Sunday, June 24, 2007

Bunny Lake is blown up

Sometimes when I'm looking for things to write about, out of things to post, I like to check wikipedia for today's birthdays and things that happened X years ago.

Among today's birthday boys are Jeff Beck, Colin Blunstone, Mick Fleetwood, and Arthur Brown (as in "The Crazy World of"), which sounds like a supergroup waiting to happen.

Blunstone's and Beck's bands (say that five times fast!) were both featured in cult movies from the mid 1960s. Colin (born in 1945, so he's 62 today) and the Zombies appeared in Otto Preminger's Bunny Lake Is Missing, which is about about a woman who reports that her daughter is missing, even though there isn't any evidence that her daugher ever existed. It's a strange premise for a movie, and I think Zombies appearance is the best thing about the film.

They perform on the television in one scene and play a few songs for the soundtrack ("Come On Time", "Just Out of Reach", and "Remember You"). The first two are the same song with different lyrics, which was one of the few Zombies songs penned by Colin Blunstone. There isn't any youtube footage of their performance, so I've ripped and uploaded the three soundtrack tunes. Anton Barbeau and the Loud Family covered "Remember You" on last year's What If It Works? album.

The Zombies (from Bunny Lake is Missing)
Come On Time
Just Out Of Reach
Remember You

Our other birthday boy in the spotlight, Jeff Beck, is 63 today, so he's one year older than Colin Blunstone and three days younger than Ray Davies. Here's a cool performance from Michelangelo Antonioni's Blow-Up of Beck playing "Train Kept A Rollin'" with the Yardbirds (short-lived Beck, Page dual lead lineup) and smashing his guitar at the end, a la Townshend.
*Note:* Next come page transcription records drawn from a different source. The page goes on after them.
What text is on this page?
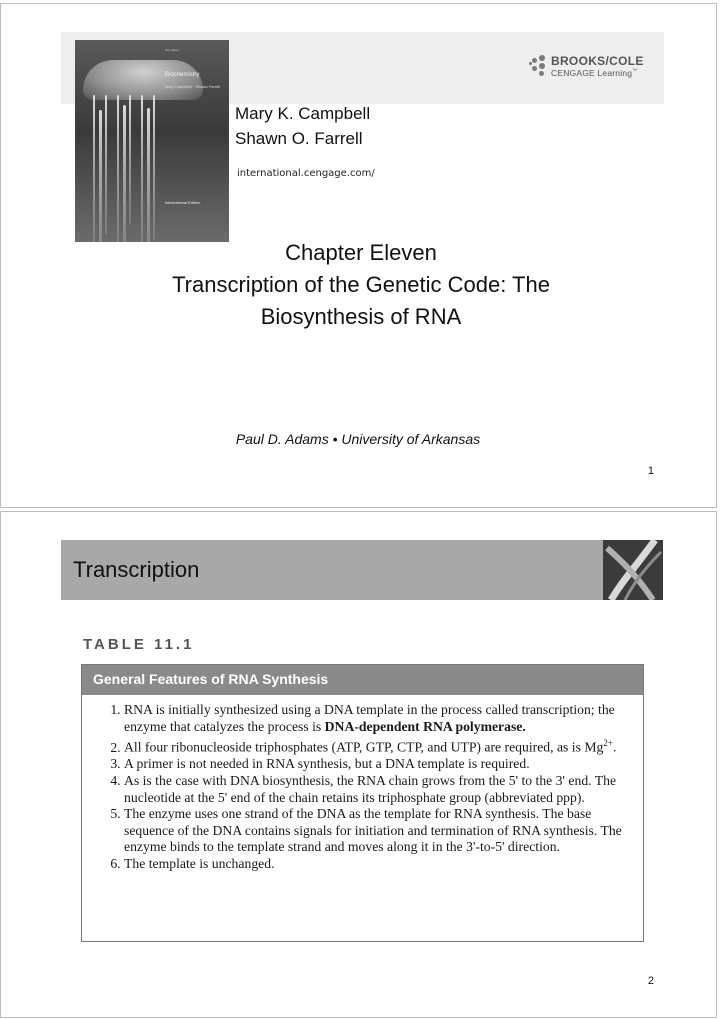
3rd edition
Biochemistry
Mary Campbell · Shawn Farrell
International Edition
BROOKS/COLE
CENGAGE Learning™
Mary K. Campbell
Shawn O. Farrell
international.cengage.com/
Chapter Eleven
Transcription of the Genetic Code: The
Biosynthesis of RNA
Paul D. Adams • University of Arkansas
1
Transcription
TABLE 11.1
General Features of RNA Synthesis
1. RNA is initially synthesized using a DNA template in the process called transcription; the enzyme that catalyzes the process is DNA-dependent RNA polymerase.
2. All four ribonucleoside triphosphates (ATP, GTP, CTP, and UTP) are required, as is $Mg^{2+}$.
3. A primer is not needed in RNA synthesis, but a DNA template is required.
4. As is the case with DNA biosynthesis, the RNA chain grows from the 5' to the 3' end. The nucleotide at the 5' end of the chain retains its triphosphate group (abbreviated ppp).
5. The enzyme uses one strand of the DNA as the template for RNA synthesis. The base sequence of the DNA contains signals for initiation and termination of RNA synthesis. The enzyme binds to the template strand and moves along it in the 3'-to-5' direction.
6. The template is unchanged.
2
Blow-Up also doesn't have much of a linear narrative, but has lots of scenes of swinging London, and full frontal nudity, as well as this scene with the Yardbirds.

1 comment:

2fs said...

Curiously, Arthur Brown also has a cameo in a '60s movie: he appears (as himself, if I recall) in the rather odd film The Committee, in which (among other things) a guy who looks vaguely like Roger Daltrey decapitates someone with the hood of his car. And then sews the head back on. That's the most normal part of the film.